2025-07-27

A solution to jub0bs’s inlinability challenge

I just stumbled upon a very nice Go puzzle from jub0bs, I invite you to give it a go before reading the rest of this post.

Here is the link: https://jub0bs.com/posts/2025-04-30-inlinability-challenge/

I decided to try it myself, and I came up with what I think is a valid solution, with a lower inlining cost (74 vs the author’s 78). I also think it’s different enough from the author’s solution to be worthy of note.

The original implementation’s bug, and the idea

NB: In this section I ramble a bit about how I came up with the intuition of a solution, feel free to skip to the next section for the actual solution.

The first thing I did after cloning the author’s code was to read the tests. One of them immediately jumped out at me. The a tolerated amount of OWS and nothing else test tests that the string "\t " (2 OWS) can be successfully trimmed down to the empty string when n==1. It seemed to imply that it was OK to divide an OWS-only string into two halves of up to n OWS. I found that very strange, given that the initial implementation of TrimOWS uses two successive functions to trim first from the left, then from the right of the string.

	s, ok := trimLeftOWS(s, n)
	if !ok {
		return "", false
	}
	s, ok = trimRightOWS(s, n)
	if !ok {
		return "", false
	}

I expected TrimOWS to fail because from the trimLeftOWS function’s point of view, "\t " should start with 2 OWS and that should be enough to return an error, without trimRightOWS even running. Splitting the OWS equally between left and right would require synchronization that I just didn’t see in the code.
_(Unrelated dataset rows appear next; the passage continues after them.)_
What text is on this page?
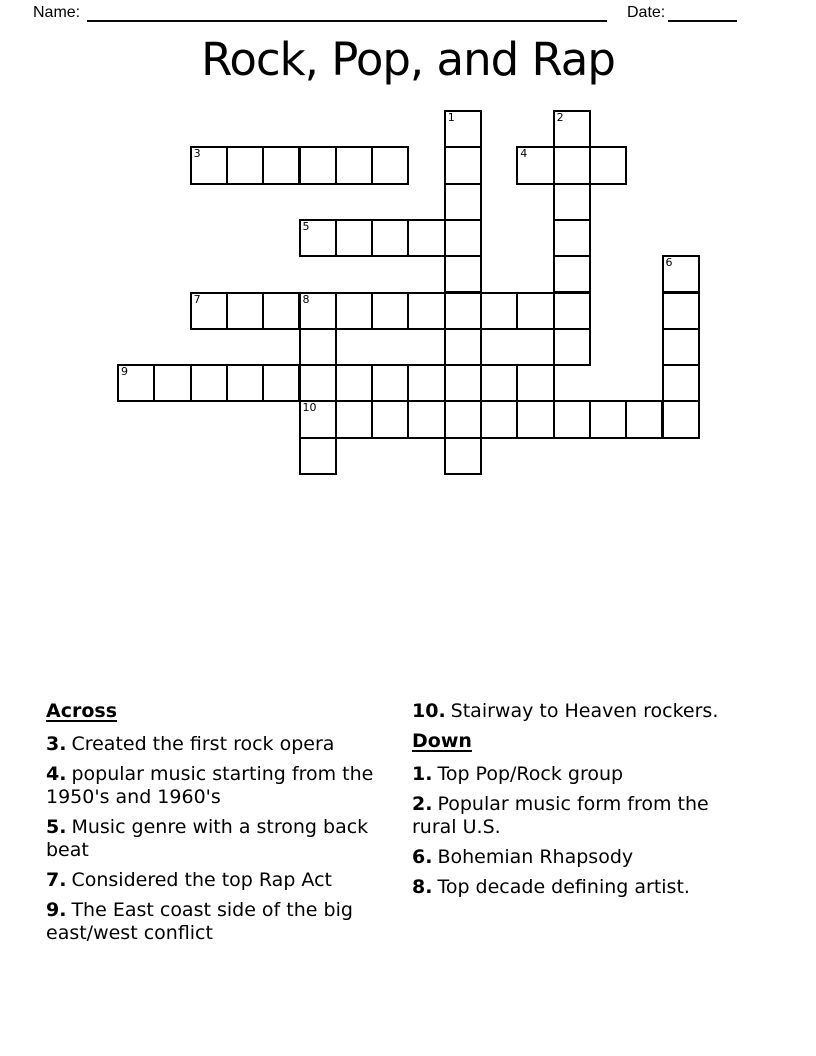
Name:	Date:
Rock, Pop, and Rap
1	2
3	4
5
6
7	8
10
9
Across

3. Created the first rock opera

4. popular music starting from the 1950's and 1960's

5. Music genre with a strong back beat

7. Considered the top Rap Act

9. The East coast side of the big east/west conflict

10. Stairway to Heaven rockers.

Down

1. Top Pop/Rock group

2. Popular music form from the rural U.S.

6. Bohemian Rhapsody

8. Top decade defining artist.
At that point we could also wonder, what do we want TrimOWS to return in that case? Well, the contract of the function is a bit ambiguous, it says

If no more than n bytes of OWS are found at the start of s and no more than n bytes of OWS are found at the end of s, it returns the trimmed result and true

It doesn’t say whether these OWS from the start and end can be the same or not, if there are no non-OWS in between to unambiguously separate them. It’s a specification hole, and I think there are two reasonable options:

We double-count, i.e. "\t " is 2 OWS at the start and 2 OWS at the end, In that case TrimOWS("\t ", 1) should return false.
We avoid double-counting and divide the OWS equally from both sides, i.e. "\t " is 1 OWS at the start and 1 OWS at the end. In that case TrimOWS("\t ", 1) should return "", true.

Given the test case I mentioned above, I’d wager the author intended option #2. But then logically, the string "\t \t " (4 OWS) could be cleanly divided into 2 starting OWS and 2 ending OWS, and thus TrimOWS("\t \t ", 2) should also return "", true, right? The author’s implementation instead returns false here. This inconsistency is why I would call it a bug.

It turns out, this odd behavior is caused by a logic/off-by-one error in the trimLeftOWS function, whereby one extra OWS can be trimmed without returning false as long as the string becomes empty.

// these correctly return _, false because "a" is preceded by one-too-many OWS
trimLeftOWS(" a", 0)
trimLeftOWS("  a", 1)
trimLeftOWS("   a", 2)
// these should return _, false as well, but they return "", true instead
trimLeftOWS(" ", 0)
trimLeftOWS("  ", 1)
trimLeftOWS("   ", 2)

This bug means we allow strings with n+1 OWS, while the contract of option #2 should allow strings with 2*n OWS. In the case of n==1, that works because 1+1 == 2*1, but this fails for any higher values of n. It’s not caught in tests since there are no cases for n!=1.

The fix of the underlying OB1 error is very simple:

@@ -24,12 +24,12 @@ func TrimOWS(s string, n int) (string, bool) {
 func trimLeftOWS(s string, n int) (string, bool) {
        var i int
        for len(s) > 0 {
-               if i > n {
-                       return "", false
-               }
                if !isOWS(s[0]) {
                        break
                }
+               if i >= n {
+                       return "", false
+               }
                s = s[1:]
                i++
        }

However, by fixing it, it assumes we follow the contract option #1, disallowing strings that contain (only) more than n OWS.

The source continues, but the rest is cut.